How would you counsel them to hold onto themselves like

(31:09):
you really did yourself.

Speaker 3 (31:13):
You have to try to know yourself, really try to
grow up inside, because putting a dance on the stage
has obstacles. You see, it's not just the creative spirit

(31:34):
and the creative source. See, that's in you. But then
you have to deal with business. You have to deal
with a production and that's not always a creative, spiritual environment.
So you have to create that and have that and

(31:56):
build that within yourself.
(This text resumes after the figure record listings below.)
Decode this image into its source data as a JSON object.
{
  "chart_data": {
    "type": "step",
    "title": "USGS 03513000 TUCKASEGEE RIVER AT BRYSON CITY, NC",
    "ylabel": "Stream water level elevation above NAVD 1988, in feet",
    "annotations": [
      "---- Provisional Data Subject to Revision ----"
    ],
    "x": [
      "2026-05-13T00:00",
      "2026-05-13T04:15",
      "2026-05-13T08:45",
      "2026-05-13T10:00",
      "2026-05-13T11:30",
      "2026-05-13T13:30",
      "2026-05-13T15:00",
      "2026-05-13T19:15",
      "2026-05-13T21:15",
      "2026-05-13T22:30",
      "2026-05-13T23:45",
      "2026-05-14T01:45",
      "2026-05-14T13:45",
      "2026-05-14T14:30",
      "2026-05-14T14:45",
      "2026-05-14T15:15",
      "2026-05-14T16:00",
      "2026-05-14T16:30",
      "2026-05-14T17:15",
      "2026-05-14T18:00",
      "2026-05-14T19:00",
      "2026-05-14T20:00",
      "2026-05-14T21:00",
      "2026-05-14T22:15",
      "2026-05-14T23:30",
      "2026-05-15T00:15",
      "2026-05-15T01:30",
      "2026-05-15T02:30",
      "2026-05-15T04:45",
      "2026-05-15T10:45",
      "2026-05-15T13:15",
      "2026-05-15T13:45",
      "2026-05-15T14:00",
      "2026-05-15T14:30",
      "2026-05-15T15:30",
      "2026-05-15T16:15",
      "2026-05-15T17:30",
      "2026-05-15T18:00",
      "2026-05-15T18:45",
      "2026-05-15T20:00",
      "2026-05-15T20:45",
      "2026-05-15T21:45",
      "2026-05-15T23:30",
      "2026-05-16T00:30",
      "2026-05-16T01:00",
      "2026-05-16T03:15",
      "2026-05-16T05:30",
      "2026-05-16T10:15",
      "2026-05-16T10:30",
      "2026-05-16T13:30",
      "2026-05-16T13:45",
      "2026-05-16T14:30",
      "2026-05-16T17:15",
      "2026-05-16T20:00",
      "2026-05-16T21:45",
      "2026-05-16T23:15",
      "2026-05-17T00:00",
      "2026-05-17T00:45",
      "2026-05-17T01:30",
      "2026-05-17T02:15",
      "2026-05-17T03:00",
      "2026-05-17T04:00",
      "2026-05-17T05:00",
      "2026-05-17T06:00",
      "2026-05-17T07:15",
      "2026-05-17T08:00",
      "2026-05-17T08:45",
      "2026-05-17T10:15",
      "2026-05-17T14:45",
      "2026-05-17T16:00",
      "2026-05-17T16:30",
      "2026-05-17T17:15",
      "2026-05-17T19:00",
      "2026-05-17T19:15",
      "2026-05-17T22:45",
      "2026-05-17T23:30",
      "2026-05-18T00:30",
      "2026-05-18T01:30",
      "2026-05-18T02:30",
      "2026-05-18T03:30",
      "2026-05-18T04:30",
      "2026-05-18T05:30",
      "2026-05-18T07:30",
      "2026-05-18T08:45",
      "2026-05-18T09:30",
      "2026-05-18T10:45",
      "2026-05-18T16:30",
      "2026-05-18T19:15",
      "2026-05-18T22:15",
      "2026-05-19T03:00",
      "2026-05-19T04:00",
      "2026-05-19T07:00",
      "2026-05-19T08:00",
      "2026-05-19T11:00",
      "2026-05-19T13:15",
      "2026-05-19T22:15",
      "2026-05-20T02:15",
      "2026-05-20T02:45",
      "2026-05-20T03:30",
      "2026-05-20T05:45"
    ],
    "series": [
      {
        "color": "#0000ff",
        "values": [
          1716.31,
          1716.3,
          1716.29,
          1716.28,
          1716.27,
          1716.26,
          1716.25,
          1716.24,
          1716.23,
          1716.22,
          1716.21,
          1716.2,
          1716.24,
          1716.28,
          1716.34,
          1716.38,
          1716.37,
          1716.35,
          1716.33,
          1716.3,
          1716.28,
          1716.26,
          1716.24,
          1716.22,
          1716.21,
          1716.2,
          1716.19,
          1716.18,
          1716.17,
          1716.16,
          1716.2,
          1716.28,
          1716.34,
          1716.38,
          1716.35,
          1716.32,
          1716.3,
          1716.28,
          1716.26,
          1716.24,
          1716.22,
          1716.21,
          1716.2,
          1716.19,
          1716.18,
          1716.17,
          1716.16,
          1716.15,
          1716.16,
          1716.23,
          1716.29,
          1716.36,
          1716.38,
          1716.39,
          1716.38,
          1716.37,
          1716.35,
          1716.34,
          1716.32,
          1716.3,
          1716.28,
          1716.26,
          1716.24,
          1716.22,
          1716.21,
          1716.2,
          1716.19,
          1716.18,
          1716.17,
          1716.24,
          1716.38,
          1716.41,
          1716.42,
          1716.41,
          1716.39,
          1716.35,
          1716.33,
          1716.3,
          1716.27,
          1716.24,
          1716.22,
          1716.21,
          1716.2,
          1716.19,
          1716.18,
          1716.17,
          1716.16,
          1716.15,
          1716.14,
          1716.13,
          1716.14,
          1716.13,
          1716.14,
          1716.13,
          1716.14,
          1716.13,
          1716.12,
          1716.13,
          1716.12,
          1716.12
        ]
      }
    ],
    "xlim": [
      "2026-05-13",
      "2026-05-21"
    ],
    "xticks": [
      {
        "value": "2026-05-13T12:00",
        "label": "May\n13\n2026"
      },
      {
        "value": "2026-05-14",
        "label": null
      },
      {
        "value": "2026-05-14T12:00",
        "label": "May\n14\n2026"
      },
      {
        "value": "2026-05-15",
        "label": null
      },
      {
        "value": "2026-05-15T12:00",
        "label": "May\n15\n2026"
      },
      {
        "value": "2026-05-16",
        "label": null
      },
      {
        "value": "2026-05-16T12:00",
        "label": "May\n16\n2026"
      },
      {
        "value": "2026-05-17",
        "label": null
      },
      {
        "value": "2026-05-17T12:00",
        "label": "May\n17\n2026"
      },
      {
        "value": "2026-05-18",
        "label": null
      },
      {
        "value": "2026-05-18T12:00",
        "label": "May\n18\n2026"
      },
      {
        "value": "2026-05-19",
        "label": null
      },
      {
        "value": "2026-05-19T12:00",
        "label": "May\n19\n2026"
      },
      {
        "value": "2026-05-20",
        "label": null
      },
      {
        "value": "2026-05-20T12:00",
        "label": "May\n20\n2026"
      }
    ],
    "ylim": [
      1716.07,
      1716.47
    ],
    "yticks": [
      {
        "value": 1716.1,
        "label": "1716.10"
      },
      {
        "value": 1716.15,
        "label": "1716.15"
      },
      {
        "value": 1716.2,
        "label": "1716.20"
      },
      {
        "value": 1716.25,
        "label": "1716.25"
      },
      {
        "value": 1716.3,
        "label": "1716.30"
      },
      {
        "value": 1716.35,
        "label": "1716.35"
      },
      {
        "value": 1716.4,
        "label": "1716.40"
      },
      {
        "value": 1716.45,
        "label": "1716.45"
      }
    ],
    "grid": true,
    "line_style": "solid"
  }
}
No one doesn't want to see
you dance, that's their problem, you see. You have to
try to know yourself as best you can and be
able to deal with the obstacles and the criticisms and

(32:18):
the on equality of what happens in the theater. I mean,
it's worldwide and in some way you may make a change.
These young dancers now, they may make a big change
in the theater. This could be a revolution for them, evolution,

(32:38):
you see, to make that change because we see there
are more black dances that we get to see, and
you see how fabulous they are. See Alvan Elliot has
some of the to me, the greatest dancers in the world,
and that includes Russia, you.

Speaker 4 (32:57):
Know, the French.

Speaker 3 (32:58):
But we need to be used and it's coming because
nobody wants to put up with that foolishness anymore. I
think it's just now. It's still a problem. It's still
a problem, but don't let it stop you, because like

(33:19):
we just said, a change is coming. You're going to
be part of that change. So have faith in your
artistic abilities. You know that you've been gifted with it's
a gift.

Speaker 1 (33:38):
Thank you, Sheila, Thank you so much for this conversation
and for all our conversations, and mostly thank you so
much for the example of how one can be an
artist in this world.

Speaker 3 (33:52):
And thank you Karen for for telling our stories.

Speaker 4 (33:58):
Thank you very much.

Speaker 2 (34:07):
That was Sheila Rohan talking with Karen Bealby, the author
of The Swans of Harlem, which is available wherever books
and audio books are sold. And remember keep an eye
out for season three of The Turning and thanks for listening.